Nisei adherence to democratic political ideals is general, as was demonstrated clearly in the recent registration, when in spite of the most adverse circumstances, /_see various Community Analysis reports on registration_/ 79.1 percent of the Nisei registered expressed their willingness to swear unqualified allegiance to the United States.
Significant evidence of the high degree of Nisei assimilation of American ways, comparing favorably with the attainments of other groups of immigrants' children, has been briefly reviewed. It is necessary to add two qualifications at this point. First, there is considerable variation in the extent to which individual Nisei are typically American in personality. In general, those who have grown up in rural areas, in relative isolation from the main currents of American life, are less thoroughly Americanized than those reared in urban situations which constantly have brought them into contact with the wider American society. Those who have carried their education further are likely to be more completely assimilated. Second, even the most thoroughly assimilated are to some extent influenced by their parents' culture; but usually by facets of it which correspond with American patterns -- as in respect for law, or for education. (It is important to note that similar qualifications must be made regarding the Americanization of other second generation groups.)

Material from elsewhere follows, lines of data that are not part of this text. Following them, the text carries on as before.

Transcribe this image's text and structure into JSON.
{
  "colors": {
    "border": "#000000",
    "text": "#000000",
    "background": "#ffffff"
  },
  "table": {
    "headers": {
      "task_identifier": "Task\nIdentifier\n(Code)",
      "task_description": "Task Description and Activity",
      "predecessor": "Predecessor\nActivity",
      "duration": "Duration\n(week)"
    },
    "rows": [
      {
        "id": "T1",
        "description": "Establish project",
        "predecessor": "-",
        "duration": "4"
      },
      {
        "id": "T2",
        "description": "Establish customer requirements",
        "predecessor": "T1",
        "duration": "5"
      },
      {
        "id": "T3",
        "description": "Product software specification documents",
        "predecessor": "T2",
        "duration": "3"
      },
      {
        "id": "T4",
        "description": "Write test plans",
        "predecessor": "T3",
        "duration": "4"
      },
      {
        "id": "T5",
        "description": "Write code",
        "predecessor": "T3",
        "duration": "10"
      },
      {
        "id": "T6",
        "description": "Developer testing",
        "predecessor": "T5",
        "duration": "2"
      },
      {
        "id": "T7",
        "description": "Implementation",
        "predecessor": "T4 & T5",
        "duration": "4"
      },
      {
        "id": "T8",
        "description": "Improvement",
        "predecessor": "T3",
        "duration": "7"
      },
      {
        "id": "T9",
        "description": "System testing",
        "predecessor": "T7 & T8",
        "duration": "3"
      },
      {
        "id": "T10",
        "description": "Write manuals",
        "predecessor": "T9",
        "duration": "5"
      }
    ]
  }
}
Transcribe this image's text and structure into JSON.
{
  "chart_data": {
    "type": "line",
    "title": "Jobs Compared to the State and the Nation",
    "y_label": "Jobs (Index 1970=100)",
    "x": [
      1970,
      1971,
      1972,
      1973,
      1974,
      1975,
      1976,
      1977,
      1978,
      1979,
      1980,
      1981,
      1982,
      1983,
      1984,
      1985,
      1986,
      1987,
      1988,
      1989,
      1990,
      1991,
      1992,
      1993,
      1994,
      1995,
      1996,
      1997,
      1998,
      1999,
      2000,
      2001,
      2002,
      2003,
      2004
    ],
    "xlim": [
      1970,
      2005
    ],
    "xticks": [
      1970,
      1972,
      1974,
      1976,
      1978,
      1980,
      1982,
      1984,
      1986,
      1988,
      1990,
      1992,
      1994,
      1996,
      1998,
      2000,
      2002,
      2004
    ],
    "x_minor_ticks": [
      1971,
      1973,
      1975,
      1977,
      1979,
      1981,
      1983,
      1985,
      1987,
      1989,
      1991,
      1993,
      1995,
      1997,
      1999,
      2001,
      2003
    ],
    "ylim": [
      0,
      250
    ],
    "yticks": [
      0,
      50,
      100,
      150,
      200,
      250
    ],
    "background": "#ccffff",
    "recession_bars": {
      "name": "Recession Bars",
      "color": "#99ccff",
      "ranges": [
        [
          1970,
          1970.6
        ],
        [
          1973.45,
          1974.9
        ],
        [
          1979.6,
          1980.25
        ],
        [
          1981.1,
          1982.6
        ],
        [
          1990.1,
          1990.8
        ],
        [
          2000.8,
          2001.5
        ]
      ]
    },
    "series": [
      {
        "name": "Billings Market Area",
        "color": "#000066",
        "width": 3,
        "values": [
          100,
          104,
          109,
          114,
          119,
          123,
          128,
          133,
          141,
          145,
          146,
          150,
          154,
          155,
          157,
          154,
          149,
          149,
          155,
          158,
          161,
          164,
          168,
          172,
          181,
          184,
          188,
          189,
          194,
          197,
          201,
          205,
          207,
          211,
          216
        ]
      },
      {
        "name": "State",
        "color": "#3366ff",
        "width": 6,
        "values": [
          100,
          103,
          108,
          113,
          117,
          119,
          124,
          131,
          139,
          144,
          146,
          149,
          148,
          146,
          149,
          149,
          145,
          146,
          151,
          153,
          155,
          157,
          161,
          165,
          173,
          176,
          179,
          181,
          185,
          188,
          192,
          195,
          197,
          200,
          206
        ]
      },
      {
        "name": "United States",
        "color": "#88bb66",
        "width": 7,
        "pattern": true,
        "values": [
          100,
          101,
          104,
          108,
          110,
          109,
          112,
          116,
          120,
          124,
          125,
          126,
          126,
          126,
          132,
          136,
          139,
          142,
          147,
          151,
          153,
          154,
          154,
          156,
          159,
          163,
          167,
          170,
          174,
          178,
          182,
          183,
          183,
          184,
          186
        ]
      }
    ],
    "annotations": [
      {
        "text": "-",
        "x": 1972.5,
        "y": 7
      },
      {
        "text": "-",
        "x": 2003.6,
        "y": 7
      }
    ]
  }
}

To summarize, then, the Nisei as a group are American in their dress, in their eating, in their manners, in their recreational preferences, in their ambitions, in their religious tendencies, in their language, and -- crucially -- in their ways of thinking, their ideals and values. Although life in relocation centers is impeding the further assimilation of many Nisei, and is even driving some back toward the culture of their parents, most of them today are as thoroughly American as the average immigrant's child.
1/ J.A. Rademaker, "Japanese Americans", in Brown and Roucek, Our Racial and National Minorities, p. 489.
2/ In the same way, the Russian Molokans in Los Angeles sought -- unsuccessfully -- to perpetuate the use of Russian in the second generation. So also the Norwegians established Norwegian language schools in the prairies. Thus late afternoon "language schools" are scarcely an exclusive Japanese trait. See, for instance, P.V. Young, The Pilgrims of Russian Town, pp. 114 n. and 269.
3/ From the chapter on "Language and Social Adjustment", in Our Racial and National Minorities, pp. 694-695.
4/ Figures supplied by the Relocation Planning Division.
5/ Based on a chart prepared by the WCCA.
6/ See Reginald Bell, Public School Education of Second Generation Japanese in California, 1935, especially pp. 407-433.